Kavanaugh replaced the court’s perennial swing vote, Justice Anthony Kennedy, the author of the majority opinion in its 2015 ruling that redefined marriage in the United States and in three other related cases.
Now, the release of a new book, The Education of Brett Kavanaugh: An Investigation, which retraces his years in high school and college, and introduced a “previously unreported” allegation of sexual misconduct against him that has been widely discredited, marks an escalation in the ongoing battle over the high court’s direction on cutting-edge social issues.
The book’s critics have framed the uncorroborated allegation as an attempt to both influence the justice and delegitimize his record, as the court skews more socially conservative and Roe v. Wade hangs in the balance.

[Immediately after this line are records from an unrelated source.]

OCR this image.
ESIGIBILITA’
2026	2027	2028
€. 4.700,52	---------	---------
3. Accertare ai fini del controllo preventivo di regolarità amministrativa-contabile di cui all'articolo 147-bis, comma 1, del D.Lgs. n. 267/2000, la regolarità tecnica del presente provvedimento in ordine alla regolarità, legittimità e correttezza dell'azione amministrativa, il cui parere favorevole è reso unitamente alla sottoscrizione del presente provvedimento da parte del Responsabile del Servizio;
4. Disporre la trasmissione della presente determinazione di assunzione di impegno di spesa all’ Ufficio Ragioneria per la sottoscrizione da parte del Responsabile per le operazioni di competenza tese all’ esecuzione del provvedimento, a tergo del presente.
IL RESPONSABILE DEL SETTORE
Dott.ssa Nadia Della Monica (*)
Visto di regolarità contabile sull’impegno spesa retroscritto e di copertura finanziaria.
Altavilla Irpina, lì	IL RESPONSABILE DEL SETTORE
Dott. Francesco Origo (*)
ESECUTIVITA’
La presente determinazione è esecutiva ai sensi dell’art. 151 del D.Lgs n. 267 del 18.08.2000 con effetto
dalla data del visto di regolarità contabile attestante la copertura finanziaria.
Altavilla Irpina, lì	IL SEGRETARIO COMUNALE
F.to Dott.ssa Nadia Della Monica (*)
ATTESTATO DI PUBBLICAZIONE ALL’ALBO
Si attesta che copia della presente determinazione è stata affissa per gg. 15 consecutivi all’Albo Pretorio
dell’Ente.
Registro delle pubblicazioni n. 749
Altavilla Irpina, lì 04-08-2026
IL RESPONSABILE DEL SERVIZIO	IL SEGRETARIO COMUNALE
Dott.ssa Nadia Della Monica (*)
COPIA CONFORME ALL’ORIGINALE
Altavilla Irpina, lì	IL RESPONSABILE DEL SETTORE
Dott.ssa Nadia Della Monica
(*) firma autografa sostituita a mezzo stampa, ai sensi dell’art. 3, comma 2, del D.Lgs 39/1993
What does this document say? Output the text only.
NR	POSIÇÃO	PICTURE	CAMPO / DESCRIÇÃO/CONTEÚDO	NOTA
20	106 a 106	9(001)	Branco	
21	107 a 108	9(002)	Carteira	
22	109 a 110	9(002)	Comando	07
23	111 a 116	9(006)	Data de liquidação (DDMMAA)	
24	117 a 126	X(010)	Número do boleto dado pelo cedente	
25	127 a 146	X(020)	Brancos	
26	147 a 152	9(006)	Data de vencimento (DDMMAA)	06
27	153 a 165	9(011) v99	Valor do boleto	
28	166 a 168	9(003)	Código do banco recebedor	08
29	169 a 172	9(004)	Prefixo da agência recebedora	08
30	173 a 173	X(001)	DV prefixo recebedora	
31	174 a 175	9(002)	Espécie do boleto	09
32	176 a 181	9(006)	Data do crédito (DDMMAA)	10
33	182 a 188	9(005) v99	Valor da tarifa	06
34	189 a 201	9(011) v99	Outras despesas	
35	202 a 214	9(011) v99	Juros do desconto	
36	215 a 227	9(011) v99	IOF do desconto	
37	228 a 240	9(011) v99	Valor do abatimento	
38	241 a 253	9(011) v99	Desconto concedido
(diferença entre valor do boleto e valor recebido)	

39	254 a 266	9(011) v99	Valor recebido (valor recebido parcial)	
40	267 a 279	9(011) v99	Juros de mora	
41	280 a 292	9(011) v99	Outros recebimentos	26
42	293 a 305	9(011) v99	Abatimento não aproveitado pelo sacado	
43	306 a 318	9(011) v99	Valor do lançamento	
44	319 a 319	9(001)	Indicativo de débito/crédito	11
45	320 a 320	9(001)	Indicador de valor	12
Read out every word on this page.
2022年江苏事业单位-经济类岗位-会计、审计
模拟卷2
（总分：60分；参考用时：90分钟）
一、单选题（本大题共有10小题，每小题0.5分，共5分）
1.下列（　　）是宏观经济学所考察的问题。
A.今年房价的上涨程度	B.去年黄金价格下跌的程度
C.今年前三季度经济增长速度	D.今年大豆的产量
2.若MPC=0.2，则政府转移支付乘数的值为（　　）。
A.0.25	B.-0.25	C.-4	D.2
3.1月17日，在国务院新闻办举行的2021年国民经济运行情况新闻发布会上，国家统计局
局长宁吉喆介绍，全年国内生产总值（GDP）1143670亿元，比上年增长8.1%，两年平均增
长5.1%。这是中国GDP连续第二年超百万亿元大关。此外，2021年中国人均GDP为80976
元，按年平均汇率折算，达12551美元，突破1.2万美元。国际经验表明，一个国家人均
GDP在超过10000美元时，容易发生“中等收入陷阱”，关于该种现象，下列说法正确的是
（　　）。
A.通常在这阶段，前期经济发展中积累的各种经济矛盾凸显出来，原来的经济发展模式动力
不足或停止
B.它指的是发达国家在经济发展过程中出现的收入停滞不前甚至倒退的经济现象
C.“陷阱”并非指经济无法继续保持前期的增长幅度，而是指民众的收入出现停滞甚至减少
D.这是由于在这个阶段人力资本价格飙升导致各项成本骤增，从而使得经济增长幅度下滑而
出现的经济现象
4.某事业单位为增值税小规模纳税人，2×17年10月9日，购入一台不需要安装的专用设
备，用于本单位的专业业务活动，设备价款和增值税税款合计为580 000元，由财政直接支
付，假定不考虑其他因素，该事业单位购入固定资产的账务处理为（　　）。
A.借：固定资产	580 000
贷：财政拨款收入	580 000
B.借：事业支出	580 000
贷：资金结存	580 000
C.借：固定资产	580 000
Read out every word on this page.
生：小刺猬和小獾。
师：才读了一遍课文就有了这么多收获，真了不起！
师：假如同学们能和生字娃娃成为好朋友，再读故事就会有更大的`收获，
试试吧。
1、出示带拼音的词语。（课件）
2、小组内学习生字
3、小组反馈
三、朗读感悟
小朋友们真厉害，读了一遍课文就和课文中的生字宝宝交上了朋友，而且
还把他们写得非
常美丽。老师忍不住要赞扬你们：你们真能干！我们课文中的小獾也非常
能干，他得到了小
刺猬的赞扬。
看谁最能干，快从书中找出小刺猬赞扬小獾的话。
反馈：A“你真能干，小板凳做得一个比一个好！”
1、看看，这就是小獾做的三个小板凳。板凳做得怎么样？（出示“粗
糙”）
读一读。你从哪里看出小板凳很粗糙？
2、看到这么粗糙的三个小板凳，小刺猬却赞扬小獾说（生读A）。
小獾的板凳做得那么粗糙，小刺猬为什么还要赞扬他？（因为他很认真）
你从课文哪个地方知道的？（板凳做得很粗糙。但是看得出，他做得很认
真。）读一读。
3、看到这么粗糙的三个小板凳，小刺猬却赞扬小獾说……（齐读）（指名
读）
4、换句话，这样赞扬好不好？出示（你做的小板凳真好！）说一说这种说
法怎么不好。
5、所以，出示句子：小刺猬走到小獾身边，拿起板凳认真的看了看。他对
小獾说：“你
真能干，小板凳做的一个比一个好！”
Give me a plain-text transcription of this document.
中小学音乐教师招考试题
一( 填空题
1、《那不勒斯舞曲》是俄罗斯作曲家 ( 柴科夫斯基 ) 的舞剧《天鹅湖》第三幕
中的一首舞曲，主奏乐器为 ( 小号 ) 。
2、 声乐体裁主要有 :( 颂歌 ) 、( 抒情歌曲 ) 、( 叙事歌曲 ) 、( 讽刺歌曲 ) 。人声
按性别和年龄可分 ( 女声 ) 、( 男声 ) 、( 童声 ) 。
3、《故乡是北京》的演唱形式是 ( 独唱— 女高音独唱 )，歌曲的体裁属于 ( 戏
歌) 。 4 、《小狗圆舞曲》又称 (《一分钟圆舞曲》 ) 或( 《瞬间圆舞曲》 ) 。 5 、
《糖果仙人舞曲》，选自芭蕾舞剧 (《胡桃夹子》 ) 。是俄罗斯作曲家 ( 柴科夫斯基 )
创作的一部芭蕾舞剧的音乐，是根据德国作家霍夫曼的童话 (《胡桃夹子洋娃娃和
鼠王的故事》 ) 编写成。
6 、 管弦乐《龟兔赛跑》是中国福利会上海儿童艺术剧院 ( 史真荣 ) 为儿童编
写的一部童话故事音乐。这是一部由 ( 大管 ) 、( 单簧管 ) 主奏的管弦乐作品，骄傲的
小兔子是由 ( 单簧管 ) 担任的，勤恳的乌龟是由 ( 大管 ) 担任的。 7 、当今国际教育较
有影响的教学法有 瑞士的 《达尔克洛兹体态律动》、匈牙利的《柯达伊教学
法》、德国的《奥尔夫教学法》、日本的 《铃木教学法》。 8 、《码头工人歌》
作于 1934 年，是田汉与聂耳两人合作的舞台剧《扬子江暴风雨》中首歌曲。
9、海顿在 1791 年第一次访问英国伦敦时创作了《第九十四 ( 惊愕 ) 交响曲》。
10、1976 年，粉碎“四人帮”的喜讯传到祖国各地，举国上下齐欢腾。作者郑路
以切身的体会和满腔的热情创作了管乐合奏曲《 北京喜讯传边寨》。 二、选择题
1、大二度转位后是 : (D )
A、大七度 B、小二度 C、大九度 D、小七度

“The pending Title VII cases are probably the most significant test so far of what the substitution of Brett Kavanaugh for Anthony Kennedy means for the court,” Gerard Bradley, an expert on the Constitution at the University of Notre Dame Law School, told the Register. “It is practically certain that Kennedy would have sided with the ‘gay’ and ‘transgendered’ plaintiffs.
“Kavanaugh is not the social-conservative justice that Clarence Thomas is or Antonin Scalia was. But there is a sound and somewhat narrow legal argument against these plaintiffs, and Kavanaugh is likely to embrace it,” said Bradley. “If he does not, it will be a catastrophic omen.”